1930s — Jerzy Neyman formalizes the theory of confidence intervals in a landmark 1937 paper. He defines the coverage probability interpretation: the interval is a random object that, across repeated sampling, covers the true parameter with the stated probability. This was controversial — Ronald Fisher hated it, preferring his own "fiducial inference" approach. The Neyman-Fisher feud over the correct interpretation of interval estimates lasted decades.

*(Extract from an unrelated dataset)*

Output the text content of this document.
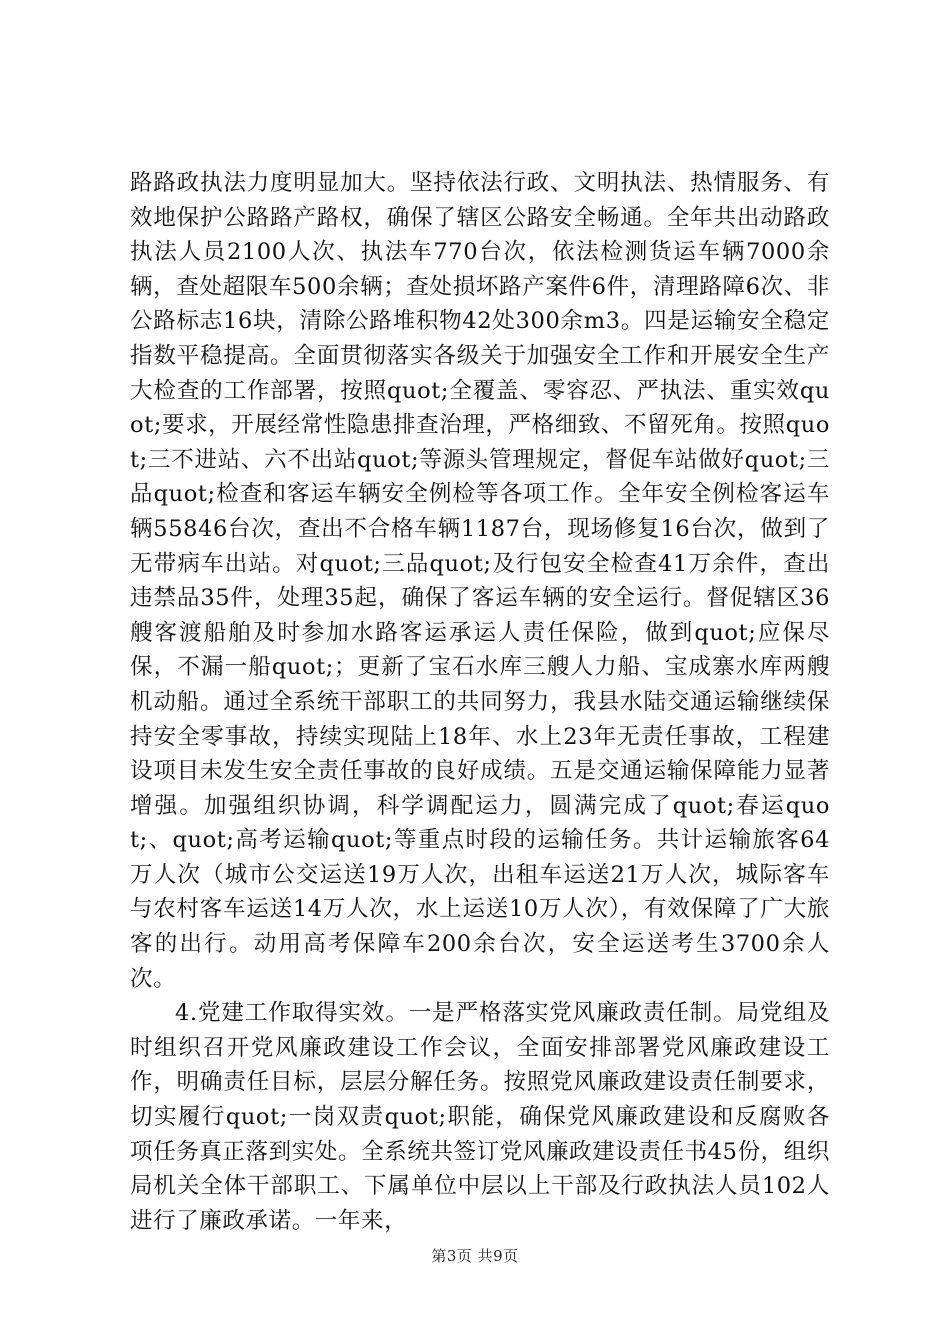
路路政执法力度明显加大。坚持依法行政、文明执法、热情服务、有效地保护公路路产路权，确保了辖区公路安全畅通。全年共出动路政执法人员2100人次、执法车770台次，依法检测货运车辆7000余辆，查处超限车500余辆；查处损坏路产案件6件，清理路障6次、非公路标志16块，清除公路堆积物42处300余m3。四是运输安全稳定指数平稳提高。全面贯彻落实各级关于加强安全工作和开展安全生产大检查的工作部署，按照quot;全覆盖、零容忍、严执法、重实效quot;要求，开展经常性隐患排查治理，严格细致、不留死角。按照quot;三不进站、六不出站quot;等源头管理规定，督促车站做好quot;三品quot;检查和客运车辆安全例检等各项工作。全年安全例检客运车辆55846台次，查出不合格车辆1187台，现场修复16台次，做到了无带病车出站。对quot;三品quot;及行包安全检查41万余件，查出违禁品35件，处理35起，确保了客运车辆的安全运行。督促辖区36艘客渡船舶及时参加水路客运承运人责任保险，做到quot;应保尽保，不漏一船quot;；更新了宝石水库三艘人力船、宝成寨水库两艘机动船。通过全系统干部职工的共同努力，我县水陆交通运输继续保持安全零事故，持续实现陆上18年、水上23年无责任事故，工程建设项目未发生安全责任事故的良好成绩。五是交通运输保障能力显著增强。加强组织协调，科学调配运力，圆满完成了quot;春运quot;、quot;高考运输quot;等重点时段的运输任务。共计运输旅客64万人次（城市公交运送19万人次，出租车运送21万人次，城际客车与农村客车运送14万人次，水上运送10万人次），有效保障了广大旅客的出行。动用高考保障车200余台次，安全运送考生3700余人次。

4.党建工作取得实效。一是严格落实党风廉政责任制。局党组及时组织召开党风廉政建设工作会议，全面安排部署党风廉政建设工作，明确责任目标，层层分解任务。按照党风廉政建设责任制要求，切实履行quot;一岗双责quot;职能，确保党风廉政建设和反腐败各项任务真正落到实处。全系统共签订党风廉政建设责任书45份，组织局机关全体干部职工、下属单位中层以上干部及行政执法人员102人进行了廉政承诺。一年来，

第3页 共9页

1937 — Neyman presents his framework at a Royal Statistical Society meeting. In the discussion, Arthur Bowley reportedly asks: "Does this just mean that we should use wider intervals?" Neyman's reply — that the width depends on the desired confidence level and the data — essentially defines modern interval estimation.

References¶

Neyman, J. (1937). "Outline of a theory of statistical estimation based on the classical theory of probability." Philosophical Transactions of the Royal Society.
Student (Gosset, W. S.) (1908). "The probable error of a mean." Biometrika.
Morey, R. D., et al. (2016). "The fallacy of placing confidence in confidence intervals." Psychonomic Bulletin & Review. (A great paper on what CIs actually mean.)